Japanese Era (Wareki) Converter

Convert Japanese era years (令和 Reiwa, 平成 Heisei, 昭和 Showa, 大正 Taisho, 明治 Meiji) to Western calendar years and back. Era-change dates are handled exactly — useful for reading Japanese documents, filling in forms, and checking birth dates. Everything runs in your browser.

This year 2026 = Reiwa 8 (令和8年)

AWestern year → Japanese era

Western year
Month (optional)
Day (optional)
Japanese era

For era-change years (1989, 2019, …) enter the month and day to get the exact era.

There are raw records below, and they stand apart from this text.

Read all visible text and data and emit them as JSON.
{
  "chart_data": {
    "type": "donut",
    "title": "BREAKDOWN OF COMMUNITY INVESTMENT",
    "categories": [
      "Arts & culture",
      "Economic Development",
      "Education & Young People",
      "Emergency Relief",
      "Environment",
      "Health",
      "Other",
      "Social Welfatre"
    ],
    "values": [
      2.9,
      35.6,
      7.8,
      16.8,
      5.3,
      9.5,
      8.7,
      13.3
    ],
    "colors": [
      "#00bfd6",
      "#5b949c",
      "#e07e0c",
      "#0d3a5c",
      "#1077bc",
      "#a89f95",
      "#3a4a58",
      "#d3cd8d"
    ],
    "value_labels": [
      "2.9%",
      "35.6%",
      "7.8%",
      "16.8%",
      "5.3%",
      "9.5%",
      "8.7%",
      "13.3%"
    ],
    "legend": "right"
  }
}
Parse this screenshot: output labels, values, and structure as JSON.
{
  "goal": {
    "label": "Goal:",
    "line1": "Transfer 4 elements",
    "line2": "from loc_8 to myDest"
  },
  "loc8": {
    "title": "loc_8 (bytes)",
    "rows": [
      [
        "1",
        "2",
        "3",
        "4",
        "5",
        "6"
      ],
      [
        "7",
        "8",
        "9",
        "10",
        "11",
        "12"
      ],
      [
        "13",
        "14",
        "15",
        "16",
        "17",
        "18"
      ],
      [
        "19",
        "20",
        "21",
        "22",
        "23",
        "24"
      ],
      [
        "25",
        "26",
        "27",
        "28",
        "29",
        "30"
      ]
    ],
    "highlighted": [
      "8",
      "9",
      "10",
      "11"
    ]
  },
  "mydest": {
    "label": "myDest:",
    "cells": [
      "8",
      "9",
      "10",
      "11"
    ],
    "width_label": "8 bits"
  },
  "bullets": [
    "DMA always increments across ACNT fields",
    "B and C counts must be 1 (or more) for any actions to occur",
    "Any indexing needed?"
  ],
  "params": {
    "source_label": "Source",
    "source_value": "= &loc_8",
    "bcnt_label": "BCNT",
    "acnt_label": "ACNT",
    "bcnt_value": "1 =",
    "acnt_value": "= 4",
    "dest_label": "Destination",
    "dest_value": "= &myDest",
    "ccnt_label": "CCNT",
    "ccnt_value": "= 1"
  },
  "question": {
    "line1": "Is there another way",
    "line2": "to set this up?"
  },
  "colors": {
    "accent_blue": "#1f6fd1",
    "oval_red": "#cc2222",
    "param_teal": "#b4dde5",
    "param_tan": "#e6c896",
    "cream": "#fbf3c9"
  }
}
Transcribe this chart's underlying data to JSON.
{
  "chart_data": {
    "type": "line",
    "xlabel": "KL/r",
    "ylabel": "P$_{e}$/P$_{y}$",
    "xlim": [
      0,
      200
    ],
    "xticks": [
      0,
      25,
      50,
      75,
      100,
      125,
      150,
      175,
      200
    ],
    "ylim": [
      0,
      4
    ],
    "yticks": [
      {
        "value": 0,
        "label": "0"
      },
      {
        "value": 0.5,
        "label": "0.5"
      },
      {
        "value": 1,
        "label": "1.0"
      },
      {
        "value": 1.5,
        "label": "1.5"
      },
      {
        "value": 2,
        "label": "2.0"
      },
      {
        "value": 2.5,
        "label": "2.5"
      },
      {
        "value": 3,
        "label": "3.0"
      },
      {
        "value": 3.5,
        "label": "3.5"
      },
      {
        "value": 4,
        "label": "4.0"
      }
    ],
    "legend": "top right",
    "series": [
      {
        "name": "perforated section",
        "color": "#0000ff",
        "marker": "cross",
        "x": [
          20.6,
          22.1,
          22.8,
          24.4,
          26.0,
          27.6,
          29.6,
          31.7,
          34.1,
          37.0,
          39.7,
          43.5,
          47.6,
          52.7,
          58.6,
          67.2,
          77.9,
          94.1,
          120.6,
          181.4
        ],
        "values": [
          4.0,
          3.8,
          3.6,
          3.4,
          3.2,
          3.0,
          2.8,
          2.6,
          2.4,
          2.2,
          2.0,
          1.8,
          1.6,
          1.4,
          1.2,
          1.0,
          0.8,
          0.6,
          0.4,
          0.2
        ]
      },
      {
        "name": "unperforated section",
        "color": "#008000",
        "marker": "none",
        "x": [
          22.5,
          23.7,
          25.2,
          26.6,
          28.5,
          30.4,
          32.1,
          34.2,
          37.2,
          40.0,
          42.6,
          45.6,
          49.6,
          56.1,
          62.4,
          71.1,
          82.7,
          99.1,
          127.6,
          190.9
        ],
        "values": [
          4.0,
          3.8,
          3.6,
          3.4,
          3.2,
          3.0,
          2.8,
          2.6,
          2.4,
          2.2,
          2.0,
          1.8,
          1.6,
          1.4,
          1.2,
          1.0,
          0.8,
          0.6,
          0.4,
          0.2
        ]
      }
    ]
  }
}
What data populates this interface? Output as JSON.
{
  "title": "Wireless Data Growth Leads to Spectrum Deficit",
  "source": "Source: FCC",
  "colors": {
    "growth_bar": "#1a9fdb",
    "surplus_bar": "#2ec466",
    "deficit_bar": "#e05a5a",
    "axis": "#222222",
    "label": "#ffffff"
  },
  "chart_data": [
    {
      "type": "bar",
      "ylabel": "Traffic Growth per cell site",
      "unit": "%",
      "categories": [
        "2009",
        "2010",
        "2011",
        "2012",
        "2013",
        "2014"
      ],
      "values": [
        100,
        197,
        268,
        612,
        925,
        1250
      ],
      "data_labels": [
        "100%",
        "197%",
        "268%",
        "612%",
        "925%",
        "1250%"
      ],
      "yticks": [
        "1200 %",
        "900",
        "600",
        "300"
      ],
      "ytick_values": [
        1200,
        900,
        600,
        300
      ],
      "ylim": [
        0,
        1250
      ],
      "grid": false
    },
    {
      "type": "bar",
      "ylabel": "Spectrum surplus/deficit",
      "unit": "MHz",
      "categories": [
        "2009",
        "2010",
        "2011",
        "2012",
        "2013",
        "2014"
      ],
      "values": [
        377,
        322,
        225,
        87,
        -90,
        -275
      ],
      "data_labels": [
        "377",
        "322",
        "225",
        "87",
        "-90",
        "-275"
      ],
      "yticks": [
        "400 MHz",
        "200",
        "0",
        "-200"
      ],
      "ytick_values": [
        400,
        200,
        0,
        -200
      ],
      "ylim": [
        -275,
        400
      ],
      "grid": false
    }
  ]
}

BJapanese era → Western year

Year (1 = gannen)
Month (optional)
Day (optional)
Western year

The first year of an era is called gannen (元年) and written 令和元年 rather than 令和1年 — enter 1 for it here. Reiwa 1 = 2019.

CJapanese era reference chart (Meiji → Reiwa)

Era Kanji Start date End date Western years Conversion
Reiwa 令和 May 1, 2019 present 2019– Reiwa N = 2018 + N
Heisei 平成 January 8, 1989 April 30, 2019 1989–2019 Heisei N = 1988 + N
Showa 昭和 December 25, 1926 January 7, 1989 1926–1989 Showa N = 1925 + N
Taisho 大正 July 30, 1912 December 24, 1926 1912–1926 Taisho N = 1911 + N
Meiji 明治 January 25, 1868 July 29, 1912 1868–1912 Meiji N = 1867 + N

Eras change on an exact date, so the change-over years (1912, 1926, 1989, 2019) belong to two eras.

How to use this converter

  1. Western year → Japanese era (A): type a year such as 1985 to see the era year (Showa 60). For era-change years like 1989 or 2019, add the month and day and the converter picks the correct era down to the day.
  2. Japanese era → Western year (B): pick the era you see on a document (e.g. 令和 = Reiwa) and type the number after it. Impossible years such as Showa 65 are flagged instead of silently converted.
  3. Copy the result: each result comes with a ready-to-paste line like "令和8年 / Reiwa 8" — handy when filling in Japanese forms.

Quick mental math

  • Reiwa: Western year − 2018 (2026 → Reiwa 8). Or: last two digits − 18.
  • Heisei: Western year − 1988 (1995 → Heisei 7).
  • Showa: Western year − 1925 (1980 → Showa 55). Or: last two digits − 25.

Frequently asked questions

What is the Japanese era system?

Japan uses era names (nengō, 年号) alongside the Western calendar. Each era begins when a new emperor accedes to the throne, and years are counted from 1 within that era. The current era is Reiwa (令和), which began on May 1, 2019 — so 2026 is Reiwa 8. Official documents such as driver’s licenses, tax forms, residence records and health insurance cards very often use era years instead of Western years.

When did the Reiwa era start?

Reiwa (令和) began on May 1, 2019, when Emperor Naruhito acceded to the throne. That means 2019 is split: January 1 to April 30, 2019 is Heisei 31, and May 1 to December 31, 2019 is Reiwa 1. The first year of an era is called "gannen" (元年), so Reiwa 1 is written 令和元年 on documents.

How do I read 令和8年 on a Japanese document?

令和 is the era name (Reiwa), 8 is the year within the era, and 年 means "year". So 令和8年 is Reiwa 8, which is 2026 in the Western calendar. A quick trick: for Reiwa, add 2018 to the era year (8 + 2018 = 2026). You may also see the era abbreviated to a single letter: R8 = Reiwa 8, H31 = Heisei 31, S64 = Showa 64.

What happens in a year when the era changes?

The era changes on an exact date, not at New Year, so the change-over year belongs to two eras. For example, in 1989 the Showa era ended on January 7 (Showa 64) and Heisei began on January 8 (Heisei 1). In 2019, Heisei ended on April 30 (Heisei 31) and Reiwa began on May 1 (Reiwa 1). For birth dates in those years, you need the month and day to know the correct era — this converter handles that automatically.